とテキトーな感じで返してきた。やっぱりどこかへブン投げたい。
要介護1のリハビリ人生を立て直す
2025年9月。父は新たな1歩を踏み出した。新たなる地で過ごしたその夜、父の反応が何だか鈍いものだったので、ああこれは失敗だったかなあ・・と思っていたら

○○(施設名)は座っているだけでなんか穏やかな気分になるんだよっっ!
と「おはよう」を言うその前に、キラキラした顔して上記の言葉を放ってきた。父の表現力が、アルツハイマー型認知症とわかって以後、素晴らしくて腹を抱える。

なんかケンカしてると思って聞いていたら、楽しくおしゃべりしてたんだよ!
と、利用者さん同士で和気あいあいと話していた様子を楽しそうに教えてくれた。
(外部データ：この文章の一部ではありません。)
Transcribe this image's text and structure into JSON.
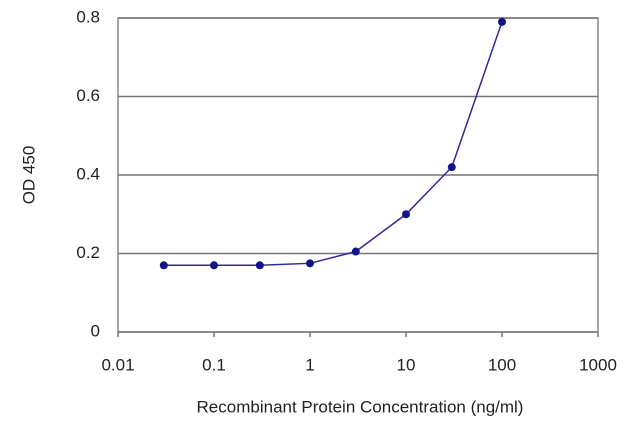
{
  "chart_data": {
    "type": "line",
    "y_label": "OD 450",
    "x_label": "Recombinant Protein Concentration (ng/ml)",
    "x": [
      0.03,
      0.1,
      0.3,
      1,
      3,
      10,
      30,
      100
    ],
    "values": [
      0.17,
      0.17,
      0.17,
      0.175,
      0.205,
      0.3,
      0.42,
      0.79
    ],
    "color": "#2b2b9e",
    "marker_color": "#14148a",
    "xscale": "log",
    "xlim": [
      0.01,
      1000
    ],
    "xticks": [
      0.01,
      0.1,
      1,
      10,
      100,
      1000
    ],
    "ylim": [
      0,
      0.8
    ],
    "yticks": [
      0,
      0.2,
      0.4,
      0.6,
      0.8
    ],
    "grid": true
  }
}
施設の人たちの対応にも心洗われたと帰宅した。
まだ1回しか利用していないのに、あと1回(週3回)増やしてほしいと言ってきた。家でぼーっとテレビを観ているより、施設に行ってリハビリした方が長生きできるんじゃないかな・・という理由で。
そうだな。このままの父でいてくれるのなら週3回もいいもんだよなと思うけど、そこはまずお財布と相談だ。
母がこの世を去ってからもうすぐ1年が経とうとしているが、まだ我が家の収支決算が出来ていない。ざっくりとした肌感覚で家計をやりくりしているので、父の「あと1回」という希望を余裕で叶えられるか少々不安。
でも週3回が実現できれば、私ももう少し体力戻せるかもしれないなあと考える。しかしだ父。とりあえず週2回の通所をクリアしてこい。話はそれからだ。
楽しいスタートであったとて、まだ1回しか行っていない施設。とりあえず様子見で頑張ろう。あなたが100歳目指してると同じ気持ちで、娘もリハビリ施設に長く通ってほしいと願っている。
何とかあなたの期待に沿えるように、今から電卓はじきます。